Just then, a ray of sunlight peeks out from behind the clouds, falling across my face, warming me. The worries and uncertainties seem to melt away while I bask in it, Trey moving quietly around the room, packing up our things.

When he’s done, he takes my hand, and we leave the doctor behind. Naked and spread open, silver overflowing from her mouth, terror etched forever into her features.

Chapter 37

Special Agent

Susannah Gerhardt

Fuck my life. Seriously.

Charlotte is in the wind—who knows the fuck where. Is she done? Will there be more deaths? And how the hell am I supposed to keep burying evidence?

It’s been days since anyone has seen or heard from Dutch. Days.

I feel like I’m on a merry-go-round that is out of control. Spinning, spinning, spinning—never stopping, never slowing. Faster and faster, threatening to throw me off, out into the universe where nothing makes sense and everything is shit.

Hanging my head in my hands, I knead my forehead, trying to dispel the oncoming migraine that I neither have the time nor energy for.

Calamity Cooper has been storming up and down the hallways, bellowing out orders, and all I want to do is drop him off a cliff somewhere. Preferably one that has very sharp, jagged rocks lining the bottom.

A knock on the door draws a snarled “come in” out of me, and Tommy sticks his head in, hesitating when he sees the rabid look on my face.

“No!” I shout out, waving my hand at him in ashoogesture. “Get out! Every time you come bursting into the room, you’ve got more deaths for me to deal with.”

His face flushes red. I really shouldn’t yell at him, it’s not like he’s the one doing the killing.

“Sorry, Agent Gerhardt. But um, yeah. There’s been another death. A doctor this time. Chase is waiting to escort you to the scene, Detective Latham will be meeting you there.”

Sighing, I pull myself to my feet, dragging my purse off my desk and slinging it over my shoulder. I pat his shoulder on the way out, mumbling a faint sorry as I pass by him. I’ll need to make it up to him somehow. I may be under a lot of stress, but that’s no reason to take it out on the interns.

Chase is waiting by his car, a smile stretching across his face as I approach which quickly melts when he sees my expression.

“Hey gorgeous, you okay?” he asks as he holds the door open for me.

Sliding in, I nod back, a half-smile thrown his way which quickly fades into a grimace. My sight is starting to blur a little, the pounding in my temples resembling a poorly executed high school marching band. “Just a bad headache,” I reply when he gets in the car.

“Sorry to hear that.
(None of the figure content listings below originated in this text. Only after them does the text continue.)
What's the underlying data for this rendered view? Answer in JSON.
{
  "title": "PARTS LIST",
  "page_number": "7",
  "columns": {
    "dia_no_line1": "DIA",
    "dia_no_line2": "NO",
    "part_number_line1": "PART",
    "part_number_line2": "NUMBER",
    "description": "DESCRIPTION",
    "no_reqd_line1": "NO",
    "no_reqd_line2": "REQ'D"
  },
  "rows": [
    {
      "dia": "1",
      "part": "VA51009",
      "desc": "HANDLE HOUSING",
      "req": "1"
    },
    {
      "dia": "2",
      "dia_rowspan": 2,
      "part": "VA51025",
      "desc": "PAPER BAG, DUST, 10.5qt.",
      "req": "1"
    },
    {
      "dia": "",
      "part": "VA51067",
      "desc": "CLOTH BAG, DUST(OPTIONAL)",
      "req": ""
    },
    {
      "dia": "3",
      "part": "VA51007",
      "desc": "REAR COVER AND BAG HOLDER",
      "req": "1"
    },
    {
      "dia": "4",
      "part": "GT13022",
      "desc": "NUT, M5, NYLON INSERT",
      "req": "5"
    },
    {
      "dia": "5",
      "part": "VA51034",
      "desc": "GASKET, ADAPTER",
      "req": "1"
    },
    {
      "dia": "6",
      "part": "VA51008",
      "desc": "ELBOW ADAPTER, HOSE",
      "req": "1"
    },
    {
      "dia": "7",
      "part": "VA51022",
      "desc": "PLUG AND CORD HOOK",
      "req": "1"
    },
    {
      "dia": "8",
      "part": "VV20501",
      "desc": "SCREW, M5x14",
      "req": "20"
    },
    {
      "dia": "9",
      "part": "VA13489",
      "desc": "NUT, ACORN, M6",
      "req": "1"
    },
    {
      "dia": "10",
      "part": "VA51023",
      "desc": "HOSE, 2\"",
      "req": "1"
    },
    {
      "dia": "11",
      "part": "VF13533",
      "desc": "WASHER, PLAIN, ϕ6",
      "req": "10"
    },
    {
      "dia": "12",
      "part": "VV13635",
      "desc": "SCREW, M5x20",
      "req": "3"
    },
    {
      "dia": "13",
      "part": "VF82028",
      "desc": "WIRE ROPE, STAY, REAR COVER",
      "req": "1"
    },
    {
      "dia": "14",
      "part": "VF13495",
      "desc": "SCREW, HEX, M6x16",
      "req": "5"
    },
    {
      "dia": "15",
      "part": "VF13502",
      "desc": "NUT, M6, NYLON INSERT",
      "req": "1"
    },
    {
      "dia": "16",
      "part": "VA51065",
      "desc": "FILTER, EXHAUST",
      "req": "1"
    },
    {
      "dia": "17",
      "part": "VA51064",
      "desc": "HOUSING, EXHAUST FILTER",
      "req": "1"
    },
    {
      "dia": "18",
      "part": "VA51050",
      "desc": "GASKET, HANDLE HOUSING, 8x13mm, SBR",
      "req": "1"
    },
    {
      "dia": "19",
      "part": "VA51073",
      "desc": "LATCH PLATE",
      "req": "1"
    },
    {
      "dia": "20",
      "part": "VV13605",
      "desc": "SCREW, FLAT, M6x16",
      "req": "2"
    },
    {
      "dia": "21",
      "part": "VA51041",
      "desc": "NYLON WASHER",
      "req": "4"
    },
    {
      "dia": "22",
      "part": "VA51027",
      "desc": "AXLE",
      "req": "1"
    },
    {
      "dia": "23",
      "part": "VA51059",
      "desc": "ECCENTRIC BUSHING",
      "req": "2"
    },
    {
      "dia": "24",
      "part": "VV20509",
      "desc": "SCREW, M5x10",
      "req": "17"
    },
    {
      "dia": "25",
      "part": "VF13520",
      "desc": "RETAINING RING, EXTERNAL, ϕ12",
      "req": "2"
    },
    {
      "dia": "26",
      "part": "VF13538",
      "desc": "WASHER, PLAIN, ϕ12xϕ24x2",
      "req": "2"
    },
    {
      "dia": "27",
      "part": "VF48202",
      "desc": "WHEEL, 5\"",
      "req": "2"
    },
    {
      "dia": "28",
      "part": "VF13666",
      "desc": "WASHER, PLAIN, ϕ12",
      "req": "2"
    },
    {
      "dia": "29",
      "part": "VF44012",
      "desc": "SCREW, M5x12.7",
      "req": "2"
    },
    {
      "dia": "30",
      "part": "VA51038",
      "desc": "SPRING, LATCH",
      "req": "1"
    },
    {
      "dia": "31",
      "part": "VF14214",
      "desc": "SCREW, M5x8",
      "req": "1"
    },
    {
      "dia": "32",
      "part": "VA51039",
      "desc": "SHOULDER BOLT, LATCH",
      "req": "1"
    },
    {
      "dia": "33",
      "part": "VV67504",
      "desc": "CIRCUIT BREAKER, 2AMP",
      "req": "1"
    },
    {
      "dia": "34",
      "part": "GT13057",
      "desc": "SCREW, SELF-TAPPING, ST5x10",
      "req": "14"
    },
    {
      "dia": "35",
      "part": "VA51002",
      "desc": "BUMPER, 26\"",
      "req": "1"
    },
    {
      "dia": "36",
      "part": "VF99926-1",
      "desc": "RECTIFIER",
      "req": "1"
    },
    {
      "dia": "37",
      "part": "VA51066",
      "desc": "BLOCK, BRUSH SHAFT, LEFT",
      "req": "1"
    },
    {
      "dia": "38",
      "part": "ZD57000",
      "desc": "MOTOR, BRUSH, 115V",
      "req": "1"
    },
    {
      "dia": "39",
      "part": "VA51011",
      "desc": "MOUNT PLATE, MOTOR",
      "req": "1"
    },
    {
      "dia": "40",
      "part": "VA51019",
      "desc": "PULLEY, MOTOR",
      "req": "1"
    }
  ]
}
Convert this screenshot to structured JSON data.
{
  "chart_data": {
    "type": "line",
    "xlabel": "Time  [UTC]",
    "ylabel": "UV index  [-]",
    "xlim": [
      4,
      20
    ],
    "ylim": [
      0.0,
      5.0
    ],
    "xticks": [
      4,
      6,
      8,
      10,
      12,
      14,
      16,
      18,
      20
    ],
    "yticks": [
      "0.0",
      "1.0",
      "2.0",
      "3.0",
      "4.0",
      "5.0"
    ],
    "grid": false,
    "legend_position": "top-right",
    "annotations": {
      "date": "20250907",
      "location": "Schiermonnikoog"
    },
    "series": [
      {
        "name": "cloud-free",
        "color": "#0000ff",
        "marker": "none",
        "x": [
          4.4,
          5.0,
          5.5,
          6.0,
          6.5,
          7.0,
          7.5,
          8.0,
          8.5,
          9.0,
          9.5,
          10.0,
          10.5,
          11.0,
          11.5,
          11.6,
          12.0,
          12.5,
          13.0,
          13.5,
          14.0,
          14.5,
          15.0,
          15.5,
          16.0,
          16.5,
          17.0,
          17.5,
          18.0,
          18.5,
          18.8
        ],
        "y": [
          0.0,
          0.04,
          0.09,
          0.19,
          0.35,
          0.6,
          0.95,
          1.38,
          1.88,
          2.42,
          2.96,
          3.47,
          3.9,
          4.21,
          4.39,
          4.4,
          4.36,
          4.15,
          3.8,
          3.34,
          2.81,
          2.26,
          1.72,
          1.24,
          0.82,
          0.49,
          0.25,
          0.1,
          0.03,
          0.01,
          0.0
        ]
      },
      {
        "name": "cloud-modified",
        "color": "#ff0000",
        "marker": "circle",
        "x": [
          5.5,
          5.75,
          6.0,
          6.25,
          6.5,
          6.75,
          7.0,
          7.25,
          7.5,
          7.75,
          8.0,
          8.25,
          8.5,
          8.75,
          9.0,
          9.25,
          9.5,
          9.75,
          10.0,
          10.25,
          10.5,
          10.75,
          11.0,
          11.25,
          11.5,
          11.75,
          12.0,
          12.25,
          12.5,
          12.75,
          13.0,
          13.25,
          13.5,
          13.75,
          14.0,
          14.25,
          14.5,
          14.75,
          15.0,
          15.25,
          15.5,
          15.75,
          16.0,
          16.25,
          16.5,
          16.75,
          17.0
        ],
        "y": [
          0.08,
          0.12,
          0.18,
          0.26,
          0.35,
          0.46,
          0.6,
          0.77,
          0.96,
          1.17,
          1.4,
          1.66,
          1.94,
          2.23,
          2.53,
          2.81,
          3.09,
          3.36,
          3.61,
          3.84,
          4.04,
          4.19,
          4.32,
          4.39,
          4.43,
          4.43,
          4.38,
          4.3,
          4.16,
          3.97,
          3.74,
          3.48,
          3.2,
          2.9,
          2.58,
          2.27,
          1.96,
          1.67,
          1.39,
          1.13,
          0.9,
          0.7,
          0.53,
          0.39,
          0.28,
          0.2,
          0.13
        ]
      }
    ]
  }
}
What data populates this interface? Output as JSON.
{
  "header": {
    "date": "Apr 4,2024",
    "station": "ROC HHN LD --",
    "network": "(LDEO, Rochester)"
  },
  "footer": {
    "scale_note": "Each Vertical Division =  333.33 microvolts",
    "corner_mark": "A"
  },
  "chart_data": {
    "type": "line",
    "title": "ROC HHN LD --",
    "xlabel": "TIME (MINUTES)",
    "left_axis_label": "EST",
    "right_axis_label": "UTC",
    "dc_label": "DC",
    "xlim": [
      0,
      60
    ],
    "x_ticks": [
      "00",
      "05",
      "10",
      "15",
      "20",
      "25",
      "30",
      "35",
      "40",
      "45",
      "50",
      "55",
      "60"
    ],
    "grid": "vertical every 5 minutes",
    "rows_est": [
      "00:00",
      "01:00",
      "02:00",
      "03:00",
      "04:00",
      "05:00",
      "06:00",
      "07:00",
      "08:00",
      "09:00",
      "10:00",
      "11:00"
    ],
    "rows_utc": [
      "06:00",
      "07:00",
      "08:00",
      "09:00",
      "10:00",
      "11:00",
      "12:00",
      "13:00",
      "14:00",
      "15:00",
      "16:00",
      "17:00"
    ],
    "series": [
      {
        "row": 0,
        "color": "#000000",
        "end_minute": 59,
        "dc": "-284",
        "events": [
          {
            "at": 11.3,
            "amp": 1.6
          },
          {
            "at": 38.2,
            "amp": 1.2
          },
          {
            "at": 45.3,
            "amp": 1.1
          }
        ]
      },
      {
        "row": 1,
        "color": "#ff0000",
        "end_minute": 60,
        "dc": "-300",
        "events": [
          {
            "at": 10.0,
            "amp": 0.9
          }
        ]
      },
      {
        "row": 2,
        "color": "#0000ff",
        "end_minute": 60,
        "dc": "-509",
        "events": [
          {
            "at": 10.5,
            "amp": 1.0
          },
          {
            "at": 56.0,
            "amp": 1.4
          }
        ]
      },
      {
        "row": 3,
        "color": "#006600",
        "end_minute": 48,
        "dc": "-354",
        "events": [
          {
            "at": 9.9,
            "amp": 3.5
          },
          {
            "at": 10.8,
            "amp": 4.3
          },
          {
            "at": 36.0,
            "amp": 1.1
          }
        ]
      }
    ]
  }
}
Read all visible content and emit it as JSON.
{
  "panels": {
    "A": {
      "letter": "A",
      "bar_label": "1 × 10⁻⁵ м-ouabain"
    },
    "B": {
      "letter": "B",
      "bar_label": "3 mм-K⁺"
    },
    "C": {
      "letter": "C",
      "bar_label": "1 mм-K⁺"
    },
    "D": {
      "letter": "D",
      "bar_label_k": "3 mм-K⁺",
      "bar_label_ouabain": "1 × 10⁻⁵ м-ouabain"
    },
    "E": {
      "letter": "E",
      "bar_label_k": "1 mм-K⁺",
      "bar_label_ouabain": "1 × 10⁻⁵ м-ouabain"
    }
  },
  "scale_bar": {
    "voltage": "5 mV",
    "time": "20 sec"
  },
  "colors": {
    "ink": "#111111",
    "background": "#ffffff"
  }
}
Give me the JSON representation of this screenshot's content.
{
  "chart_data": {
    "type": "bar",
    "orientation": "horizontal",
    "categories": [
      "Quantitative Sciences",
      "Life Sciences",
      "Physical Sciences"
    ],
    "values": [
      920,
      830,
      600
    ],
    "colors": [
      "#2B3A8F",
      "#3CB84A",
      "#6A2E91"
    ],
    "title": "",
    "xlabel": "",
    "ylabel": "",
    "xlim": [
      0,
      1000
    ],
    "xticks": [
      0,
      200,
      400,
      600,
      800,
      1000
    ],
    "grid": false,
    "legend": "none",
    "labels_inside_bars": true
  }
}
I’ve got some Tylenol in the glove compartment if you want any?”

“Thanks, I took something already.”

We fall silent as Chase drives to the crime scene. There are days when I get fed up being a federal agent, let me tell you. Sometimes the death and tragedy just get to be too much, and it all just feels a bit hopeless. People are never going to stop waging war on each other, so why bother? Why keep fighting the good fight when there is so much evil in this world?

But then I think of Elizabeth, my sister. Her husband. Charlotte. About what Tony and Dolores D’Angelo did to my family. And it’s then that I know that I can never stop doing this job. There are too many needing saving, too much evil to put down.

If people like me don’t do what they can to stop it, then what hope is there for any of us?

Chase pulls up in front of the office. Crime scene tape is attached to the door, and a perimeter has been marked off. An officer stands guard at the doorway, defending the scene from curious passersby and ravenous media alike.